While political parties expectedly slammed the UPA government’s interim budget, dubbing it as being election-oriented, business lobbies generally welcomed the proposals relating to the reduction of wexcise duties on manufactured goods.
The BJP dismissed finance minister P. Chidambaram’s interim budget speech as being a recap of the performance of the UPA government over the past 10 years. The Bahujan Samaj Party (BSP) also echoed the main opposition’s party’s sentiments.
But business associations including the Confederation of Indian Industry (CII), the Federation of Indian Chambers of Commerce and Industry (FICCI), the Associated Chambers of Commerce and Industry of India (Assocham) and the National Association of Software and Services Companies (Nasscom) saw many positives in the presentation.
“The vision presented in the (interim) budget is very much in line with what we believe in,” said Krish Gopalakrishnan, president, CII. “The finance minister has highlighted the importance of the manufacturing sector, which is key to reviving the economy. The performance of the manufacturing sector over the last one year has been consistently poor and is in need of intervention by the government.”
He welcomed the reduction in excise duty on sectors such as automobiles, capital goods and consumer electronics, as the move would help revive demand in these sectors. Gopalakrishnan also welcomed the fiscal figures outlined by Chidambaram. “It is clear that the government has stayed on the fiscal discipline roadmap and achieving a 4.6 per cent fiscal deficit is no small feat,” he pointed out. “The fact that the deficit has been targeted at 4.1 per cent for the next fiscal sends a strong signal and should help confidence in the economy.”
Sidharth Birla, president, FICCI, noted that “while industry expectations were limited from an interim budget formality, the emphasis laid on turning around the growth trajectory and reviving the manufacturing sector in particular are well received.”

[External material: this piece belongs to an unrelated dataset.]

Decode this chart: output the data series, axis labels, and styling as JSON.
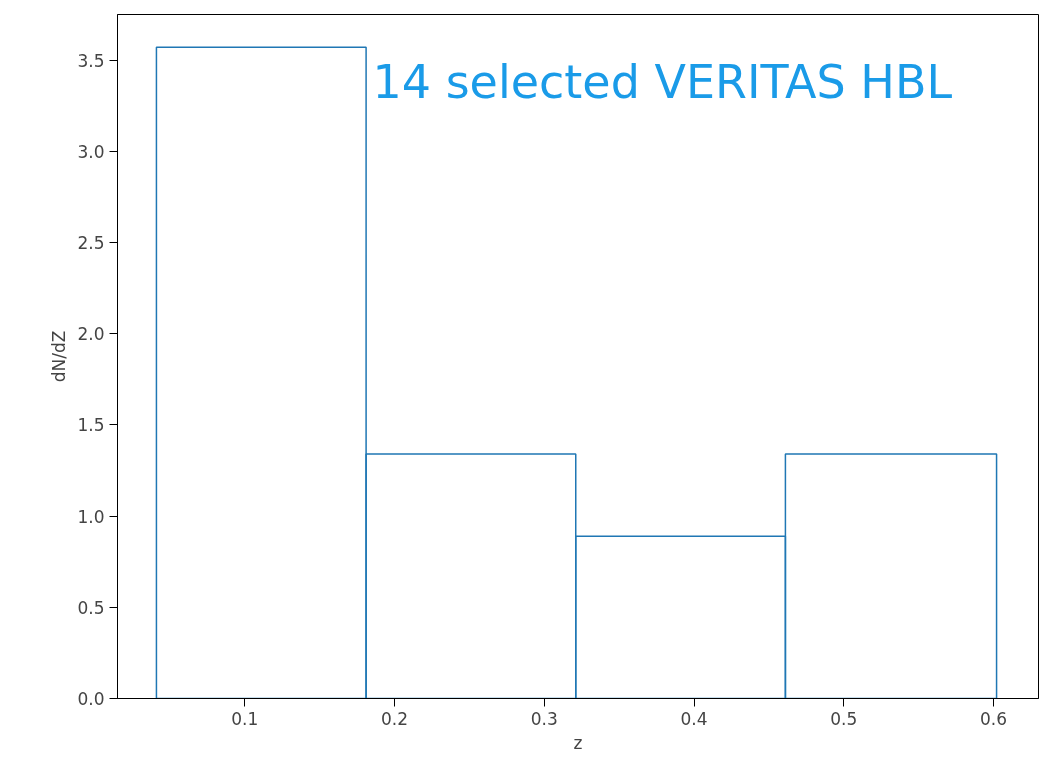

While this was the last budget of the UPA-II government, the finance minister refrained from announcing any large populist measures, added Birla. He said industry has welcomed the initiative of a ten-point charter outlining the vision for the future of the Indian economy.
“Many of the points mentioned such as need for fiscal consolidation; importance of foreign investments for financing CAD; creating a balance between price stability and growth; deepening financial sector reforms; intensifying efforts on infrastructure development; boosting manufacturing growth with zero taxing of exports and minimum tariff protection to encourage domestic value addition; containing subsidies; having planned urbanisation and pushing skill development have been highlighted by FICCI,” he said. “While many of these points are aspirational, these are all achievable through concerted effort and a coordinated approach between the centre and the states.”

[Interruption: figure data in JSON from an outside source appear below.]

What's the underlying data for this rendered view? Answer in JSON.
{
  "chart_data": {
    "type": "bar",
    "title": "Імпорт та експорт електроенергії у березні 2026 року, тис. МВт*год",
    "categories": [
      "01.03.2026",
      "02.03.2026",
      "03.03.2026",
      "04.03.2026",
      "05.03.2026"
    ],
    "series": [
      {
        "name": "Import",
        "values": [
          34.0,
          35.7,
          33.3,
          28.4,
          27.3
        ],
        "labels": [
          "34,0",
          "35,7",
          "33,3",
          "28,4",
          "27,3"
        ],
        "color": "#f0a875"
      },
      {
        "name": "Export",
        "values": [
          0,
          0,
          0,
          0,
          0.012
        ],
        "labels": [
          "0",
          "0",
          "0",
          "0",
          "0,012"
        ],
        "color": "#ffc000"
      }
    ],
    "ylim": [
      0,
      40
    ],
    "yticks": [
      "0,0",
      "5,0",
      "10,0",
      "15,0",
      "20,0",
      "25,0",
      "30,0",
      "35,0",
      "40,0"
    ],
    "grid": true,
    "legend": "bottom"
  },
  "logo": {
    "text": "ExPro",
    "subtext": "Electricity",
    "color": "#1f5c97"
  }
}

Birla noted that the financial markets also received well deserved attention with announcements pertaining to revamping of the ADR / GDR scheme; liberalising the rupee-denominated corporate debt market; deepening and strengthening the currency derivatives market; creating one record for all financial assets of individuals; and enabling smoother clearing and settlement for international investors for investing in Indian bonds. “These measures will help in further broadening of the Indian financial market and efficient availability and utilisation of risk capital,” added Birla.
Rana Kapoor, president, Assocham, said despite being low on expectations in an election year, Chidambaram’s interim budget came as a pleasant surprise at least partly to the manufacturing sector which has been bleeding. “The excise duty cut on automobiles and capital goods will provide a much-needed relief to these sectors,” he said
He complimented Chidambaram for leaving the government treasury in sound shape and with the result that the overall macro picture of the Indian economy today looks far better than it was about eight months back.
“The external sector today is far more stable with exports picking up and the current account deficit capped at $45 billion, a little less than half the worrisome level of $88 billion in 2012-13,” said Kapoor. “The fiscal deficit has also been contained at 4.6 per cent, though it has been achieved by a big cut in the plan expenditure.”
A Nasscom spokesperson said that from the perspective of the IT-BPM sector, the interim budget helped to communicate the key messages of fiscal consolidation, focus on tax reforms, inclusive growth and thrust of skill development.
“While we appreciate the government’s focus on reviving manufacturing, there needs to be continued thrust on promoting the services sector,” he said. “We hope the final budget will acknowledge the contribution of the technology driven IT sector and make adequate provisions for support of the sector given the large innovation driven SME constituents, and its ability to create jobs across demographics.”